Federal agencies based in the ACT collectively manage tens of millions of digital image files — and a significant portion of them are exact or near-exact duplicates. That is the central finding driving a quiet but growing push inside Canberra's public sector to audit, deduplicate and replace redundant image assets before storage and licensing costs compound further.
The timing matters. With the federal government's digital investment framework under review and light rail Stage 2 construction squeezing ACT infrastructure budgets, every department looking to trim operational overhead is being pushed to examine its data estate. Image duplication — mundane as it sounds — has emerged as a measurable, fixable cost centre that sits largely unexamined inside communication, records management and web publishing teams.
What the Data Actually Shows
Industry benchmarks from digital asset management research published in recent years suggest that between 20 and 40 percent of images stored in large organisational repositories are redundant — either identical copies or visually near-identical variants created during editing workflows. For an agency maintaining 500,000 image files, that translates to potentially 100,000 to 200,000 files consuming storage, requiring backup cycles and, where stock photography is involved, generating ongoing licensing liability.
The Australian National University's digital collections team and the National Archives of Australia, both headquartered within a few kilometres of each other on the Acton and Parkes precincts respectively, operate image repositories that run well into the hundreds of thousands of assets. Neither institution has publicly disclosed a deduplification audit result, but the scale makes them obvious candidates for the kind of systematic review that comparable institutions overseas have undertaken.
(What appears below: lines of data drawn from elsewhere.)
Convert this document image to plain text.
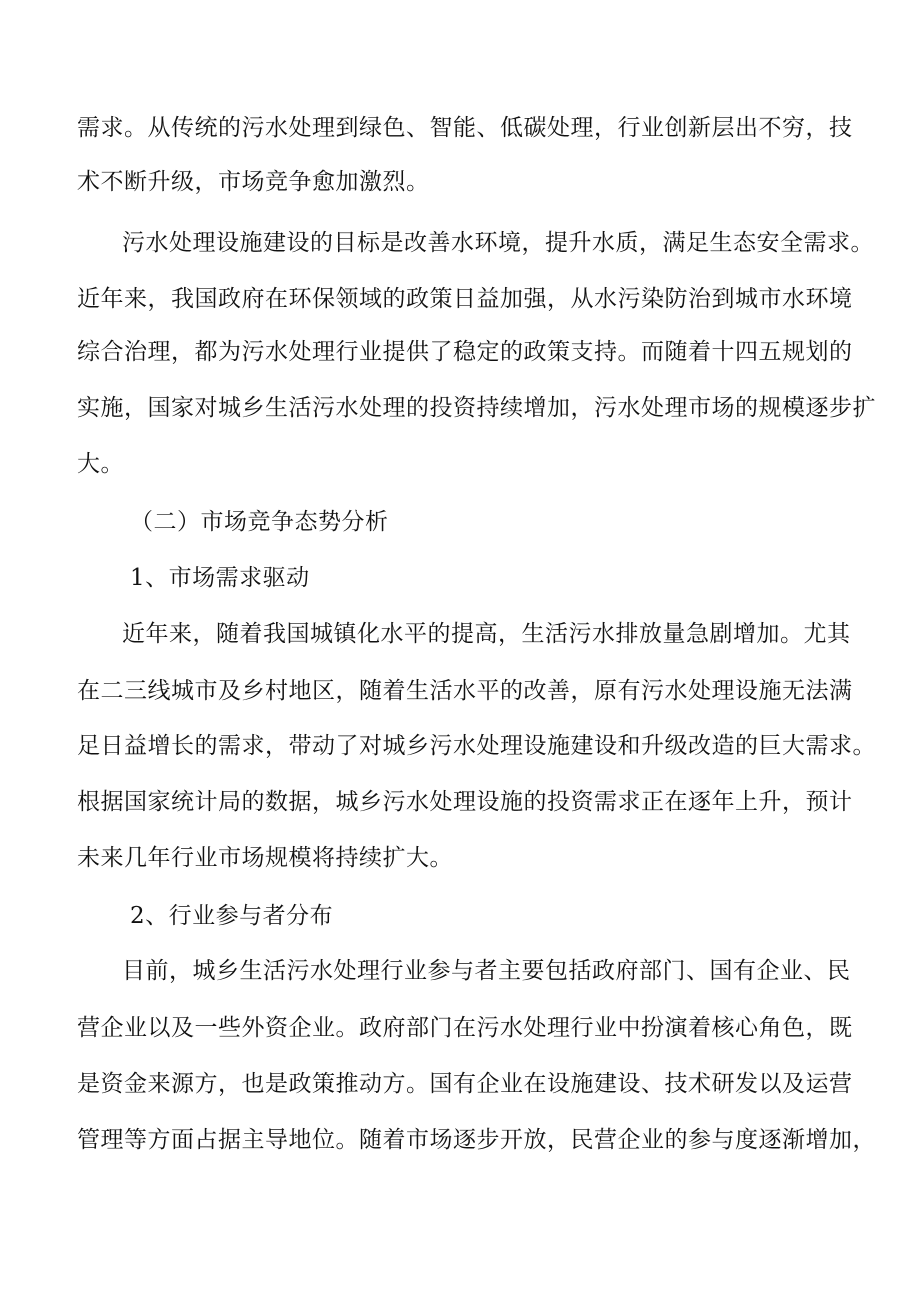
需求。从传统的污水处理到绿色、智能、低碳处理，行业创新层出不穷，技
术不断升级，市场竞争愈加激烈。
污水处理设施建设的目标是改善水环境，提升水质，满足生态安全需求。
近年来，我国政府在环保领域的政策日益加强，从水污染防治到城市水环境
综合治理，都为污水处理行业提供了稳定的政策支持。而随着十四五规划的
实施，国家对城乡生活污水处理的投资持续增加，污水处理市场的规模逐步扩
大。
（二）市场竞争态势分析
1、市场需求驱动
近年来，随着我国城镇化水平的提高，生活污水排放量急剧增加。尤其
在二三线城市及乡村地区，随着生活水平的改善，原有污水处理设施无法满
足日益增长的需求，带动了对城乡污水处理设施建设和升级改造的巨大需求。
根据国家统计局的数据，城乡污水处理设施的投资需求正在逐年上升，预计
未来几年行业市场规模将持续扩大。
2、行业参与者分布
目前，城乡生活污水处理行业参与者主要包括政府部门、国有企业、民
营企业以及一些外资企业。政府部门在污水处理行业中扮演着核心角色，既
是资金来源方，也是政策推动方。国有企业在设施建设、技术研发以及运营
管理等方面占据主导地位。随着市场逐步开放，民营企业的参与度逐渐增加，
Cloud storage is not free. Enterprise-grade cloud object storage — the kind used by federal agencies compliant with the Australian Signals Directorate's cloud security guidelines — typically runs at several cents per gigabyte per month at scale. A repository carrying 10 terabytes of unnecessary duplicate image data can quietly accumulate tens of thousands of dollars in annual storage costs before anyone flags it as a line item worth scrutinising.
Canberra's Specific Exposure
The ACT government's own digital communications teams, spread across offices in Civic, Dickson and the Hume administrative precincts, face the same structural problem. Communications units routinely receive images from multiple sources — ministerial photographers, contracted agencies, stock libraries and internal staff — and file them across shared drives, content management systems and social media scheduling tools with limited deduplication controls in place.
A practical complication: many image management platforms flag duplicates only when files are byte-for-byte identical. A photo resaved at a slightly different compression ratio, or cropped by a single pixel, will evade basic hash-matching checks. More sophisticated perceptual hashing tools — which compare the visual content of images rather than their file fingerprints — are available but require deliberate procurement and implementation decisions that smaller teams often defer.
The University of Canberra's Centre for Creative and Cultural Research has examined digital preservation practices in government contexts, and the broader literature points to a consistent pattern: duplication compounds fastest in the first three years after a new content management system is deployed, as staff migrate legacy files without systematic deduplication. ACT government departments that moved platforms between 2020 and 2023 would, on that pattern, now be sitting at peak redundancy exposure.
For public servants and communications managers looking at this problem practically, the first step is a storage audit using open-source tools such as dupeGuru or platform-native duplicate detection features in systems like Sharepoint or Adobe Experience Manager. The second is establishing a clear image naming and versioning convention before new assets enter any repository. The third — and most consequential for agencies with licensing exposure — is cross-referencing stored stock imagery against active licence agreements, since retaining images beyond a licence term creates legal risk on top of storage cost.
Budget estimates for a mid-sized agency deduplification project — covering audit tooling, staff time and remediation — typically run between $15,000 and $60,000 depending on repository size. Ongoing savings in storage and licensing can repay that within two financial years. For a public sector under sustained pressure to do more with less, that arithmetic is becoming harder to ignore.